Credo peraltro che accanto ai contenuti degli apporti allo sviluppo del Concilio, sia interessante puntualizzare il metodo o lo stile con cui dom Helder ha partecipato e contribuito al cammino del Concilio: metodo e stile che costituiscono – penso – il contributo più grande, non solo - allora - per il cammino del Concilio, ma – ancora oggi, e sempre – per la vita della Chiesa. I due punti di riferimento primari furono per dom Helder la serietà dell’impegno e la preghiera. Si trattava di porre la Chiesa di fronte ai problemi fondamentali dello sviluppo dell’umanità e quindi anche della Chiesa: occorreva analizzarli seriamente sollecitando studi approfonditi e coinvolgendo le persone più competenti. Le due Commissioni citate sono gli esempi più significativi, a cui vanno aggiunte le consultazioni costanti e le conferenze che faceva, allora, in giro per l’Europa. Ma proprio perché sentiva che si trattava di situazioni eccezionali, sentiva di dover coinvolgere in modo tutto particolare lo Spirito Santo e tutta la SS.ma Trinità, ed ecco la necessità di una grande preghiera, dalla soddisfazione per quella con cui cominciava ogni Assemblea conciliare e per una crescente partecipazione ad essa dei Vescovi, a quella più personale – con grande fiducia negli angeli, ma soprattutto nella Messa – e degli amici, da approfondire nei momenti più determinanti.

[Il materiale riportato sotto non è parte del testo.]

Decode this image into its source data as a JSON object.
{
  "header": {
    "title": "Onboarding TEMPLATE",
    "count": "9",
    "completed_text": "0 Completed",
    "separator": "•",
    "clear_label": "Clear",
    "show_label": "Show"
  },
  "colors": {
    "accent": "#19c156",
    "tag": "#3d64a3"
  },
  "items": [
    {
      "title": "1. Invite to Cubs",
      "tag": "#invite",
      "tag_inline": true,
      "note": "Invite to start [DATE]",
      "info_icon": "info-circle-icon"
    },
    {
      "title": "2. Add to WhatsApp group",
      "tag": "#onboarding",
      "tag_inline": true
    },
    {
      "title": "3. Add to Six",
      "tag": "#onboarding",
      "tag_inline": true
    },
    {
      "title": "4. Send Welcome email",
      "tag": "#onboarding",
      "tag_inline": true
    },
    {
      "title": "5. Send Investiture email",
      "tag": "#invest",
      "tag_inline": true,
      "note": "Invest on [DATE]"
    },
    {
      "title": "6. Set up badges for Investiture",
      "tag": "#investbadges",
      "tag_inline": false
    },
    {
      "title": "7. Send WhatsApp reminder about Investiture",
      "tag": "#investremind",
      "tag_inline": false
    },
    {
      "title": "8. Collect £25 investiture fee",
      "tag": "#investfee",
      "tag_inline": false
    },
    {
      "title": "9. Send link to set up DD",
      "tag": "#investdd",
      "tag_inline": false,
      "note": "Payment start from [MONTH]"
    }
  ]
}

Il suo silenzio in Aulas era poi largamente controbilanciato dagli incontri personali, moltiplicati per la fiducia ch’egli aveva nei contatti diretti che egli aveva, dal Papa –Paolo VI – a cui esponeva, con estremo rispetto ma anche con totale chiarezza, i suoi punti di vista e le sue convinzioni, ben sapendo fra l’altro che occorreva riequilibrare le pressioni pessimistiche da cui era costantemente circondato – ai Vescovi, che senza sosta ricercava o per la loro autorevolezza in quanto Cardinali (dall’amico Suenens, che sapeva molto stimato da Papa Giovanni e sarà incluso da Papa Paolo tra i Moderatori, ad Ottaviani, responsabile del Sant’Uffizio (un organismo – insisteva dom Helder – da cambiare nel nome e nello stile di comportamento) o per la loro...debolezza (Vescovi delle zone più provate dell’Africa o provenienti dal mondo comunista), dagli altri cristiani (in particolare Roger Schutz, il priore di Taizé, “il santo più autentico che abbiamo in basilica”) ai pionieri della nonviolenza (come Jean Goss o Lanza del Vasto).

La fiducia nel dialogo lo portava a partecipare a tutte le iniziativa tese a far crescere il senso di responsabilità dei Vescovi di fronte ai grandi problemi e alle attese dell’umanità e della Chiesa. Così si dava da fare per illustrare – in ogni occasione e in tutti i modi – lo svolgimento delle discussioni, ma anche per sollecitare un impegno personale dei Vescovi di fronte ai temi della povertà e dello sviluppo, concretato poi in un documento, sottoscritto poi da centinaia di Vescovi, in cui essi si impegnavano ad un maggior distacco personale dal denaro, ad una vita più sobria, ad una pastorale più attenta e più vicina ai lavoratori ed ai poveri. Questi molteplici contatti erano dunque impregnati di fede, alimentata dalla preghiera costante. E la carità si rendeva evidente nel non offendere mai, nell’interpretare sempre nel modo migliore anche le macchinazioni di chi voleva ostacolare un aperto sviluppo dei dibattiti e degli sviluppi tematici (magari indicandoli come “la banda del Centro”, che cercava di scusare con la buona fede ed a cui assicurava una sua grande preghiera). Dello stesso Card. Ottaviani ricordava la sua confidenza a Roger Schutz: “Voglio vederci chiaro, non voglio peccare contro la luce”.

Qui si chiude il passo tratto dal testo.